Die berühmte Frauentruppe gilt als „Kim Jong Uns neueste Waffe“: Vielleicht das einzige, was der isolierte stalinistische Staat an „Soft-Power“ aufzubieten hat. Zwar reisten die Musikerinnen in dicken Armeemänteln und mit rotem Stern auf den Fellmützen in Peking an - aber bei ihren Aufführungen tragen die rund 20 Schönheiten meist enge Kleider, kurze Röcke und hochhackige Schuhe: „Geradezu verführerisch für nordkoreanische Verhältnisse“, befand Hongkongs „South China Morning Post“. Chinas Staatsmedien sprachen von „Girl-Power“.

Ihre China-Tour war hochpolitisch. Die Konzerte galten als Beweis, dass es ein Tauwetter in den frostigen Beziehungen zwischen China und Nordkorea gibt. Denn die historische Freundschaft zwischen den ehemaligen Waffenbrüdern ist seit dem Machtantritt des jungen Militärführers Kim Jong Un 2012 angespannt.
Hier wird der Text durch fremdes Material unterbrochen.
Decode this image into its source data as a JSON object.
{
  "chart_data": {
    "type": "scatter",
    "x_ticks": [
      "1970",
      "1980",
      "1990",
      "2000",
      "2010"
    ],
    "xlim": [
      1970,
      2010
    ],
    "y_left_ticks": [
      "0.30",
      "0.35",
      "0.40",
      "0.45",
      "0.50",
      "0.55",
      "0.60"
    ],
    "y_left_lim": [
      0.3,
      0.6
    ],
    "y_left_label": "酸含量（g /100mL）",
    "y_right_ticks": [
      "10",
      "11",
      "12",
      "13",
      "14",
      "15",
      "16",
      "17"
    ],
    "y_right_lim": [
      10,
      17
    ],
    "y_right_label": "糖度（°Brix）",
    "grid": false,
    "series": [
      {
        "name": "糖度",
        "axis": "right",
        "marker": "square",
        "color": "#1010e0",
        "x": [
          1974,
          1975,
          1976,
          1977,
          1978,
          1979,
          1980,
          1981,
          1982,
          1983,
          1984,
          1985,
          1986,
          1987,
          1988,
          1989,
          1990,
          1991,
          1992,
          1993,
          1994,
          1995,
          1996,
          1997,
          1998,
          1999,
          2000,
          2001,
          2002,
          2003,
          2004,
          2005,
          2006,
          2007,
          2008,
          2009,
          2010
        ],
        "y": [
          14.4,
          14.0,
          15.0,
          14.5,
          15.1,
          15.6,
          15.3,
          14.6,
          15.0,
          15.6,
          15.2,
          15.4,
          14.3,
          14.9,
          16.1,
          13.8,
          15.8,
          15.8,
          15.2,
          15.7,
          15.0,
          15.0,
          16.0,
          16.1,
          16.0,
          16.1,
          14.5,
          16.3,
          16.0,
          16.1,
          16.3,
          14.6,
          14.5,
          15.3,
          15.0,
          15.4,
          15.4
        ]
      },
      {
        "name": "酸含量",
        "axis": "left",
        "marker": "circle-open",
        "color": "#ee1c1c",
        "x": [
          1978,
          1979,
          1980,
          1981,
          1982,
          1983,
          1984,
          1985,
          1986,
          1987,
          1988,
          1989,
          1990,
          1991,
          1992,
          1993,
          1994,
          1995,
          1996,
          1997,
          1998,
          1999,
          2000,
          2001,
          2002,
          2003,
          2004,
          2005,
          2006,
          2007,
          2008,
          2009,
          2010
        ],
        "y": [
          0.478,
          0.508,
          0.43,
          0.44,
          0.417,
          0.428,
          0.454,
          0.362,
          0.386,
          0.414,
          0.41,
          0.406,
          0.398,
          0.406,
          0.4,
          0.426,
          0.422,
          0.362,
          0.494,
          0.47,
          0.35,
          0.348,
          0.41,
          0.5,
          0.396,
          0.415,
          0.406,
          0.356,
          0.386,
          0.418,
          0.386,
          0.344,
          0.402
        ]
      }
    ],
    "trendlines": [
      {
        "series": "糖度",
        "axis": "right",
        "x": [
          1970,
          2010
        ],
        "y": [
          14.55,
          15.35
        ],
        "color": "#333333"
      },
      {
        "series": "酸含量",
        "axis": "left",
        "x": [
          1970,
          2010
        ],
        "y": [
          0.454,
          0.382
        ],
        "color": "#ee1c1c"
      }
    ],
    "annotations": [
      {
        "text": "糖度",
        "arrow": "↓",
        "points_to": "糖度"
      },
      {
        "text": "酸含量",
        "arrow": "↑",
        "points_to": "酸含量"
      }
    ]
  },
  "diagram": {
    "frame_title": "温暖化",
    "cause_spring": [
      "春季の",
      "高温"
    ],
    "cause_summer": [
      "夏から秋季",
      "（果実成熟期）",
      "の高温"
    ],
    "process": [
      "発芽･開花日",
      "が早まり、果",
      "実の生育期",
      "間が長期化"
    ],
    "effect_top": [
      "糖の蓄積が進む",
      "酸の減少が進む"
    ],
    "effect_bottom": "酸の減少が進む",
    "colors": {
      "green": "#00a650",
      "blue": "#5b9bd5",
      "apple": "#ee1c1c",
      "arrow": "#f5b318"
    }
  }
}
Der „große Bruder“ China ist verärgert über dessen Atomtests und andere Provokationen.

Beziehung besserte sich

Erstmals deutete sich im Oktober eine Besserung an, als die Nummer Fünf in Peking, Politbüromitglied Liu Yunshan, als wichtigster Ehrengast an der Militärparade zum 70. Jahrestages des Kriegsendes in Asien in Pjöngjang teilnahm. Im Gegenzug sollten jetzt die drei Konzerte in China helfen, „das gegenseitige Verständnis und die Freundschaft zu verbessern“, wie Pekings Außenministerium mitteilte.

Um den Eklat rankten sich viele Spekulationen. Ein chinesischer Journalist wollte erfahren haben, dass Chinas Zensoren eine Zeile Gesangstext geändert haben wollten, was den Streit ausgelöst habe. Eine andere Version gab Südkoreas Nachrichtenagentur Yonhap unter Berufung auf chinesische Kreise: So habe China aus Ärger über die Drohungen Kim Jong Uns mit einer Wasserstoffbombe am Donnerstag nur noch Parteiführer niedrigen Ranges zum Konzert geschickt.
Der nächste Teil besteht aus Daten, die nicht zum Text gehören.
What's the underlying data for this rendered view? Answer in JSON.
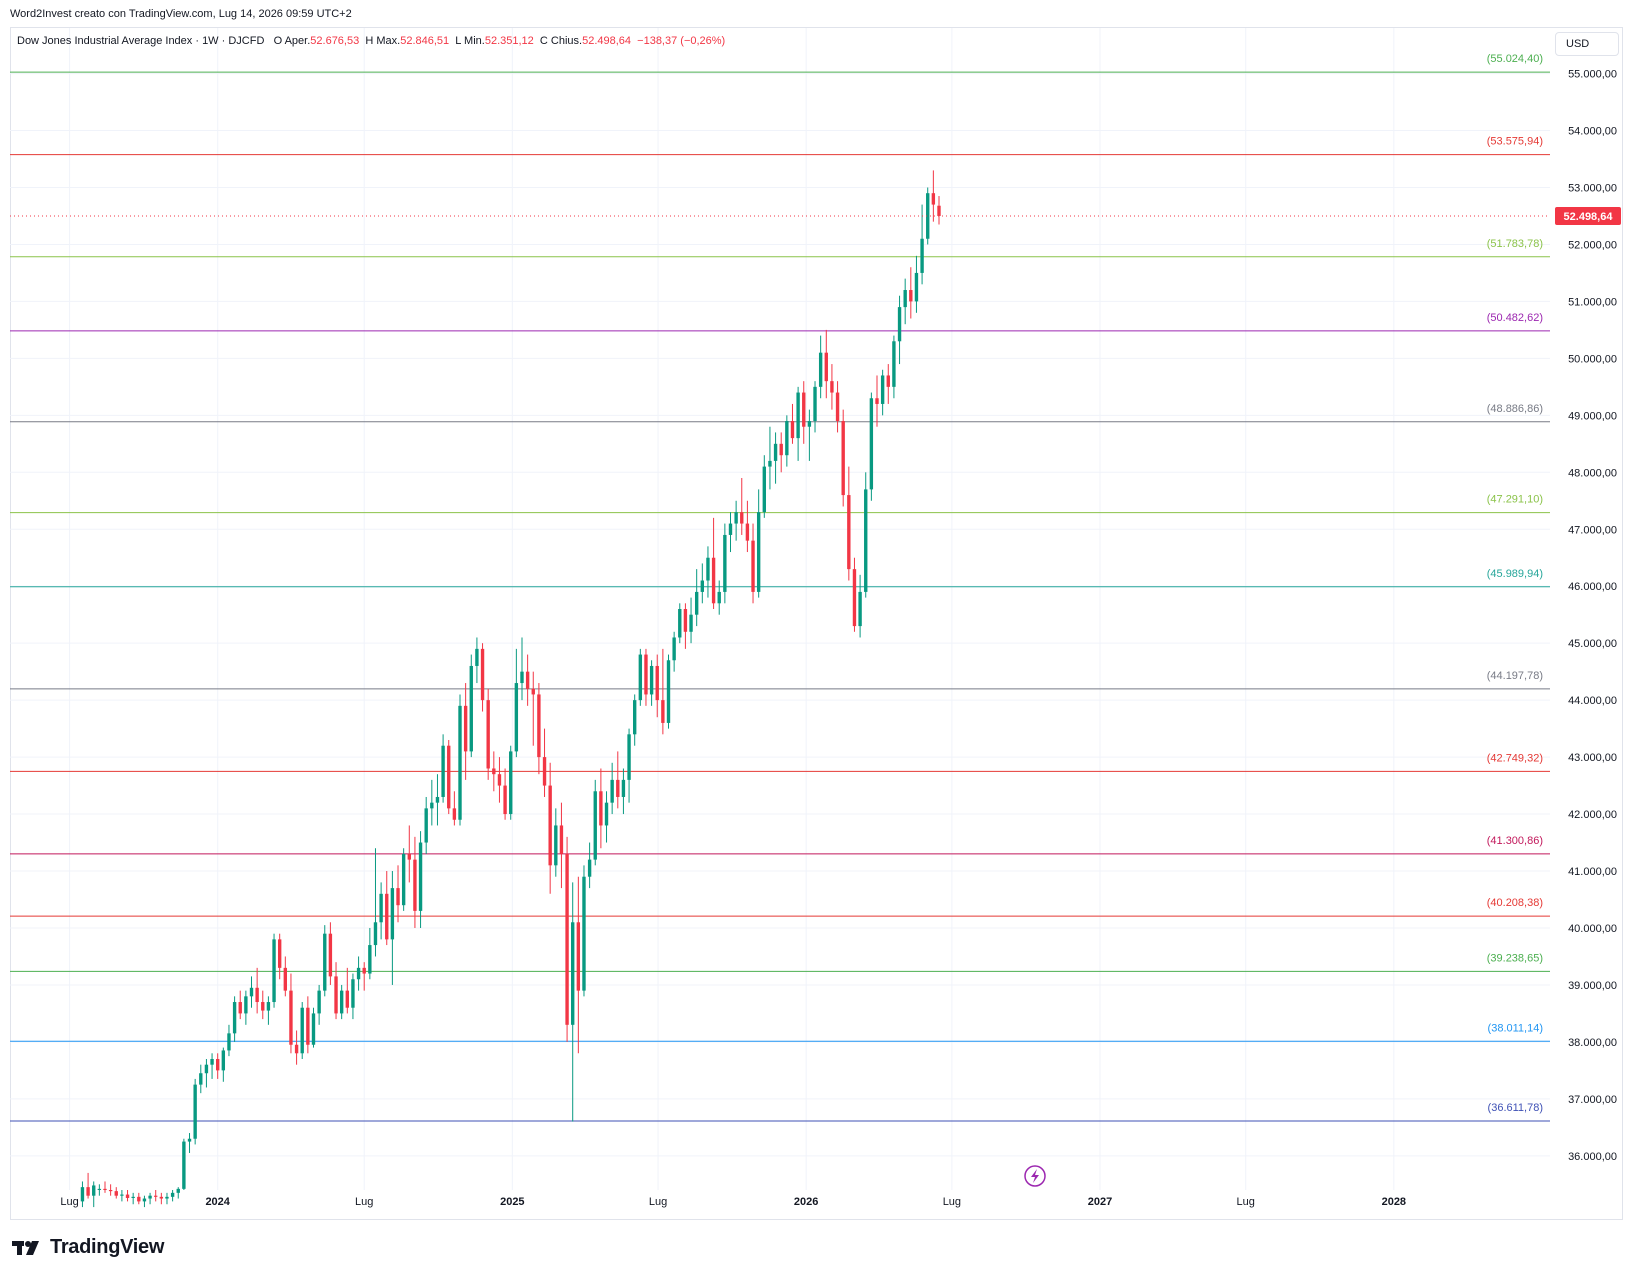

Überhaupt habe Nordkorea schon Präsident Xi Jinping oder Premier Li Keqiang bei der Aufführung sehen wollen und der China-Tour erst zugestimmt, als zumindest ein Politbüromitglied zugesagt worden sei. Als dann aber nur Parteiführer der zweiten Reihe kommen sollten, sei der Abbruch verfügt worden. Von offizieller chinesischer Seite war nur von „Kommunikationsproblemen auf der Arbeitsebene“ die Rede.

Empört über den Pressewirbel?

Es gab auch Spekulationen, dass Nordkorea empört über den Pressewirbel gewesen sein könnte. Besonders das Erscheinen von Hyon Song Wol in Peking sorgte für Aufsehen. Sie wird als Bandleader und ehemalige Freundin von Kim Jong Un beschrieben, der die Mitglieder der Frauentruppe persönlich ausgesucht haben soll.
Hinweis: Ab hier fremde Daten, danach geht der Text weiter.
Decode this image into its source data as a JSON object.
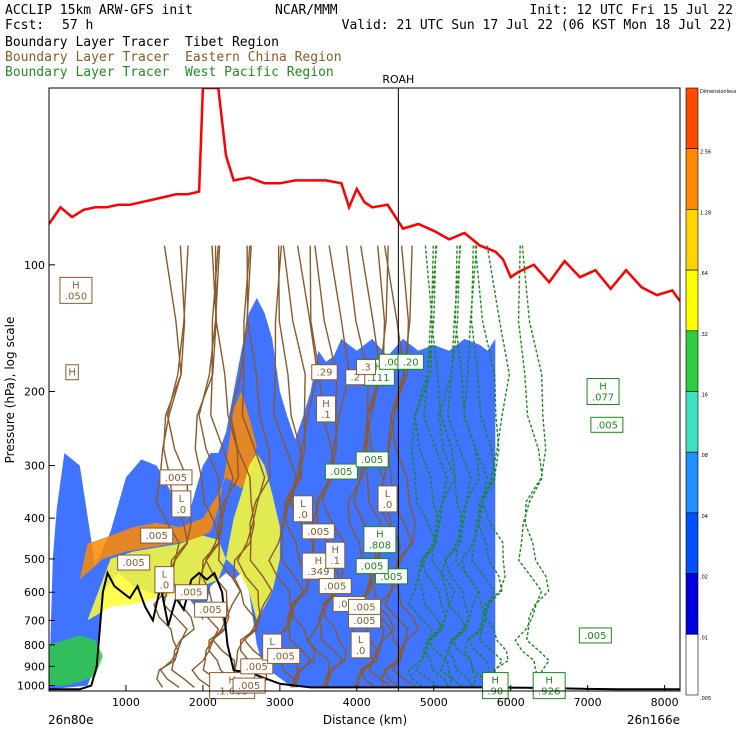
{
  "header": {
    "model": "ACCLIP 15km ARW-GFS init",
    "fcst_label": "Fcst:",
    "fcst_value": "57 h",
    "org": "NCAR/MMM",
    "init": "Init: 12 UTC Fri 15 Jul 22",
    "valid": "Valid: 21 UTC Sun 17 Jul 22 (06 KST Mon 18 Jul 22)"
  },
  "legend": [
    {
      "label": "Boundary Layer Tracer  Tibet Region",
      "color": "#000000"
    },
    {
      "label": "Boundary Layer Tracer  Eastern China Region",
      "color": "#8B5A2B"
    },
    {
      "label": "Boundary Layer Tracer  West Pacific Region",
      "color": "#228B22"
    }
  ],
  "colors": {
    "tropopause": "#ff0000",
    "terrain": "#000000",
    "tibet": "#000000",
    "china": "#8B5A2B",
    "pacific": "#1a8a1a"
  },
  "chart_data": {
    "type": "cross-section",
    "xlabel": "Distance (km)",
    "ylabel": "Pressure (hPa), log scale",
    "x_ticks": [
      1000,
      2000,
      3000,
      4000,
      5000,
      6000,
      7000,
      8000
    ],
    "xlim": [
      0,
      8200
    ],
    "y_ticks": [
      100,
      200,
      300,
      400,
      500,
      600,
      700,
      800,
      900,
      1000
    ],
    "ylim": [
      1030,
      38
    ],
    "y_scale": "log",
    "left_endpoint": "26n80e",
    "right_endpoint": "26n166e",
    "marker": {
      "label": "ROAH",
      "x": 4540
    },
    "colorbar": {
      "boundaries": [
        "Dimensionless",
        "2.56",
        "1.28",
        ".64",
        ".32",
        ".16",
        ".08",
        ".04",
        ".02",
        ".01",
        ".005"
      ],
      "colors": [
        "#ff4a00",
        "#ff8a00",
        "#ffd400",
        "#ffff00",
        "#2ecc40",
        "#3ee0c0",
        "#1e90ff",
        "#0050ff",
        "#0000dd",
        "#ffffff"
      ]
    },
    "tropopause_line": {
      "x": [
        0,
        150,
        300,
        450,
        600,
        750,
        900,
        1050,
        1200,
        1350,
        1500,
        1650,
        1800,
        1950,
        2000,
        2050,
        2200,
        2300,
        2400,
        2600,
        2800,
        3000,
        3200,
        3400,
        3600,
        3800,
        3900,
        4000,
        4100,
        4200,
        4400,
        4600,
        4800,
        5000,
        5200,
        5400,
        5600,
        5800,
        5900,
        6000,
        6100,
        6300,
        6500,
        6700,
        6900,
        7100,
        7300,
        7500,
        7700,
        7900,
        8100,
        8200
      ],
      "p": [
        80,
        73,
        77,
        74,
        73,
        73,
        72,
        72,
        71,
        70,
        69,
        68,
        68,
        67,
        38,
        38,
        38,
        55,
        63,
        62,
        64,
        64,
        63,
        63,
        63,
        64,
        73,
        66,
        71,
        73,
        72,
        82,
        80,
        83,
        87,
        84,
        90,
        93,
        97,
        107,
        104,
        100,
        110,
        98,
        107,
        103,
        114,
        103,
        113,
        118,
        115,
        122
      ]
    },
    "terrain_line": {
      "x": [
        0,
        200,
        400,
        550,
        620,
        700,
        760,
        850,
        950,
        1050,
        1150,
        1250,
        1350,
        1450,
        1550,
        1650,
        1750,
        1850,
        1950,
        2050,
        2150,
        2250,
        2320,
        2400,
        2600,
        2800,
        3000,
        3200,
        3400,
        3600,
        3800,
        4000,
        4200,
        4400,
        4600,
        4800,
        5000,
        5400,
        5800,
        6200,
        6600,
        7000,
        7400,
        7800,
        8200
      ],
      "p": [
        1020,
        1020,
        1020,
        1000,
        900,
        600,
        540,
        580,
        600,
        620,
        580,
        650,
        700,
        580,
        720,
        620,
        660,
        560,
        540,
        560,
        540,
        600,
        800,
        920,
        930,
        960,
        990,
        1000,
        1010,
        1010,
        1010,
        1010,
        1010,
        1010,
        1010,
        1010,
        1010,
        1010,
        1010,
        1012,
        1015,
        1018,
        1020,
        1020,
        1020
      ]
    },
    "shaded_layers": [
      {
        "name": "Dimensionless",
        "x": [
          0,
          500,
          600,
          700,
          900,
          1100,
          1300,
          1500,
          1700,
          1900,
          2000,
          2100,
          2200,
          2300,
          2400,
          2500,
          2600,
          2700,
          2800,
          2900,
          3000,
          3100,
          3200,
          3300,
          3400,
          3500,
          3600,
          3700,
          3800,
          3900,
          4000,
          4200,
          4400,
          4600,
          4800,
          5000,
          5200,
          5400,
          5600,
          5700,
          5800,
          5800,
          5700,
          5600,
          5400,
          5200,
          5000,
          4800,
          4600,
          4400,
          4200,
          4000,
          3900,
          3800,
          3700,
          3600,
          3500,
          3400,
          3300,
          3200,
          3100,
          3000,
          2900,
          2800,
          2700,
          2600,
          2500,
          2400,
          2300,
          2200,
          2100,
          2000,
          1800,
          1600,
          1400,
          1200,
          1000,
          800,
          600,
          400,
          200,
          100,
          50
        ],
        "p": [
          1020,
          1000,
          900,
          600,
          540,
          580,
          600,
          620,
          580,
          650,
          700,
          580,
          560,
          540,
          560,
          540,
          600,
          800,
          920,
          930,
          960,
          990,
          1000,
          1010,
          1010,
          1010,
          1010,
          1010,
          1010,
          1010,
          1010,
          1010,
          1010,
          1010,
          1010,
          1010,
          1010,
          1010,
          1010,
          1010,
          1010,
          150,
          160,
          155,
          150,
          160,
          155,
          160,
          150,
          165,
          150,
          160,
          155,
          150,
          165,
          170,
          160,
          200,
          230,
          260,
          230,
          200,
          150,
          130,
          120,
          130,
          160,
          200,
          250,
          280,
          280,
          300,
          400,
          350,
          300,
          290,
          320,
          430,
          520,
          300,
          280,
          380,
          500
        ]
      },
      {
        "name": "2.56",
        "x": [
          400,
          700,
          1000,
          1300,
          1600,
          1900,
          2100,
          2200,
          2300,
          2400,
          2500,
          2600,
          2700,
          2600,
          2500,
          2400,
          2300,
          2200,
          2000,
          1700,
          1400,
          1100,
          800,
          500,
          400
        ],
        "p": [
          560,
          500,
          480,
          470,
          460,
          450,
          430,
          380,
          300,
          220,
          200,
          230,
          270,
          320,
          340,
          330,
          320,
          350,
          400,
          420,
          410,
          420,
          440,
          460,
          560
        ]
      },
      {
        "name": "0.64",
        "x": [
          500,
          800,
          1100,
          1400,
          1700,
          2000,
          2200,
          2300,
          2400,
          2500,
          2600,
          2700,
          2800,
          2900,
          3000,
          3000,
          2900,
          2800,
          2700,
          2600,
          2500,
          2400,
          2300,
          2200,
          2000,
          1700,
          1400,
          1100,
          800,
          500
        ],
        "p": [
          700,
          650,
          640,
          620,
          600,
          580,
          560,
          500,
          400,
          350,
          300,
          280,
          300,
          350,
          420,
          500,
          600,
          650,
          700,
          600,
          550,
          520,
          500,
          450,
          440,
          460,
          470,
          480,
          500,
          700
        ]
      },
      {
        "name": "0.16",
        "x": [
          0,
          200,
          400,
          600,
          700,
          600,
          400,
          200,
          0
        ],
        "p": [
          800,
          780,
          760,
          780,
          850,
          950,
          980,
          1000,
          1000
        ]
      }
    ],
    "peak_labels": [
      {
        "text": "H\n.050",
        "x": 350,
        "p": 115,
        "series": "china"
      },
      {
        "text": "H",
        "x": 300,
        "p": 180,
        "series": "china"
      },
      {
        "text": ".005",
        "x": 1650,
        "p": 320,
        "series": "china"
      },
      {
        "text": "L\n.0",
        "x": 1720,
        "p": 370,
        "series": "china"
      },
      {
        "text": ".005",
        "x": 1400,
        "p": 440,
        "series": "china"
      },
      {
        "text": ".005",
        "x": 1100,
        "p": 510,
        "series": "china"
      },
      {
        "text": "L\n.0",
        "x": 1500,
        "p": 560,
        "series": "china"
      },
      {
        "text": ".005",
        "x": 1850,
        "p": 600,
        "series": "china"
      },
      {
        "text": ".005",
        "x": 2100,
        "p": 660,
        "series": "china"
      },
      {
        "text": "H\n.1.003",
        "x": 2380,
        "p": 1000,
        "series": "china"
      },
      {
        "text": ".005",
        "x": 2600,
        "p": 1000,
        "series": "china"
      },
      {
        "text": ".005",
        "x": 2700,
        "p": 900,
        "series": "china"
      },
      {
        "text": "L\n.0",
        "x": 2900,
        "p": 810,
        "series": "china"
      },
      {
        "text": ".005",
        "x": 3050,
        "p": 850,
        "series": "china"
      },
      {
        "text": "L\n.0",
        "x": 3300,
        "p": 380,
        "series": "china"
      },
      {
        "text": ".005",
        "x": 3500,
        "p": 430,
        "series": "china"
      },
      {
        "text": "H\n.349",
        "x": 3500,
        "p": 520,
        "series": "china"
      },
      {
        "text": ".005",
        "x": 3720,
        "p": 580,
        "series": "china"
      },
      {
        "text": "H\n.1",
        "x": 3720,
        "p": 490,
        "series": "china"
      },
      {
        "text": ".005",
        "x": 3900,
        "p": 640,
        "series": "china"
      },
      {
        "text": "L\n.0",
        "x": 4050,
        "p": 800,
        "series": "china"
      },
      {
        "text": ".005",
        "x": 4100,
        "p": 700,
        "series": "china"
      },
      {
        "text": ".005",
        "x": 4100,
        "p": 650,
        "series": "china"
      },
      {
        "text": "H\n.808",
        "x": 4300,
        "p": 450,
        "series": "pacific"
      },
      {
        "text": ".005",
        "x": 4450,
        "p": 550,
        "series": "pacific"
      },
      {
        "text": "H\n.111",
        "x": 4280,
        "p": 180,
        "series": "pacific"
      },
      {
        "text": ".005",
        "x": 4500,
        "p": 170,
        "series": "pacific"
      },
      {
        "text": ".20",
        "x": 4700,
        "p": 170,
        "series": "pacific"
      },
      {
        "text": ".005",
        "x": 3800,
        "p": 310,
        "series": "pacific"
      },
      {
        "text": ".005",
        "x": 4200,
        "p": 290,
        "series": "pacific"
      },
      {
        "text": "L\n.0",
        "x": 4400,
        "p": 360,
        "series": "china"
      },
      {
        "text": ".005",
        "x": 4200,
        "p": 520,
        "series": "pacific"
      },
      {
        "text": "H\n.077",
        "x": 7200,
        "p": 200,
        "series": "pacific"
      },
      {
        "text": ".005",
        "x": 7250,
        "p": 240,
        "series": "pacific"
      },
      {
        "text": ".005",
        "x": 7100,
        "p": 760,
        "series": "pacific"
      },
      {
        "text": "H\n.926",
        "x": 6500,
        "p": 1000,
        "series": "pacific"
      },
      {
        "text": "H\n.90",
        "x": 5800,
        "p": 1000,
        "series": "pacific"
      },
      {
        "text": ".29",
        "x": 3580,
        "p": 180,
        "series": "china"
      },
      {
        "text": ".2",
        "x": 3980,
        "p": 185,
        "series": "china"
      },
      {
        "text": "H\n.1",
        "x": 3600,
        "p": 220,
        "series": "china"
      },
      {
        "text": ".3",
        "x": 4120,
        "p": 175,
        "series": "china"
      }
    ]
  }
}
Vor zwei Jahren gab es wilde Gerüchte, dass Hyon Song Wol und andere angeblich hingerichtet worden sein sollen, weil sie Sex-Videos von sich aufgenommen und verkauft hätten. Aber 2014 trat die Musikerin überraschend wieder mit der Band auf - einmal mehr ein Beweis, dass nicht alle Gerüchte über Nordkorea geglaubt werden können. Bei der Ankunft in Peking beantwortete sie keine Journalistenfragen und lächelte nur, bevor sie im Aufzug ihres Luxushotels verschwand.

Die attraktive Frauenband gehört zum „Brot-und-Spiele“-Konzept des Machthabers, der seiner Mittelschicht in Pjöngjang nicht nur einen Zoo mit Delfinarium, sondern auch Vergnügungsparks baut, während das völlig verarmte Volk auf dem Land nicht mal genug zu essen hat.

Ihr Debüt gab die Band 2012 nach seinem Machtantritt. Es heißt, dass auch Kim Jong Uns Frau Ri Sol Ju einst mitgesungen habe und heute als Förderin der Band gelte. Die Mischung aus Klassik und Pop mit E-Gitarre, Schlagzeug und Violine gilt als Nordkoreas Antwort auf den populären K-Pop Südkoreas. Nicht selten sind der Diktator und seine Frau bei den Konzerten in der ersten Reihe zu sehen.

Zum Repertoire der Musikerinnen im Offiziersrang gehören nicht nur patriotische Hymnen oder Militärlieder, sondern auch Frank Sinatras „My Way“ oder die Musik zum Film „Rocky“ mit Sylvester Stallone. Ein Medley mit „weltberühmten Liedern“ beginnt mit „Soleado“, das Michael Holm 1974 auf Deutsch als „Tränen lügen nicht“ gesungen hat.

Während die Frauentruppe mit Hüftschwung und choreographierten Tanzschritten schmissige Lieder auf der Bühne präsentiert, laufen bei ihren Auftritten auf der Leinwand dahinter häufig Propagandafilme: Rakete steigen in den Himmel, Panzer rollen, Truppen marschieren im Stechschritt oder die Mitglieder der Kim-Dynastie erscheinen, was jeweils großen Applaus des Publikums notwendig macht.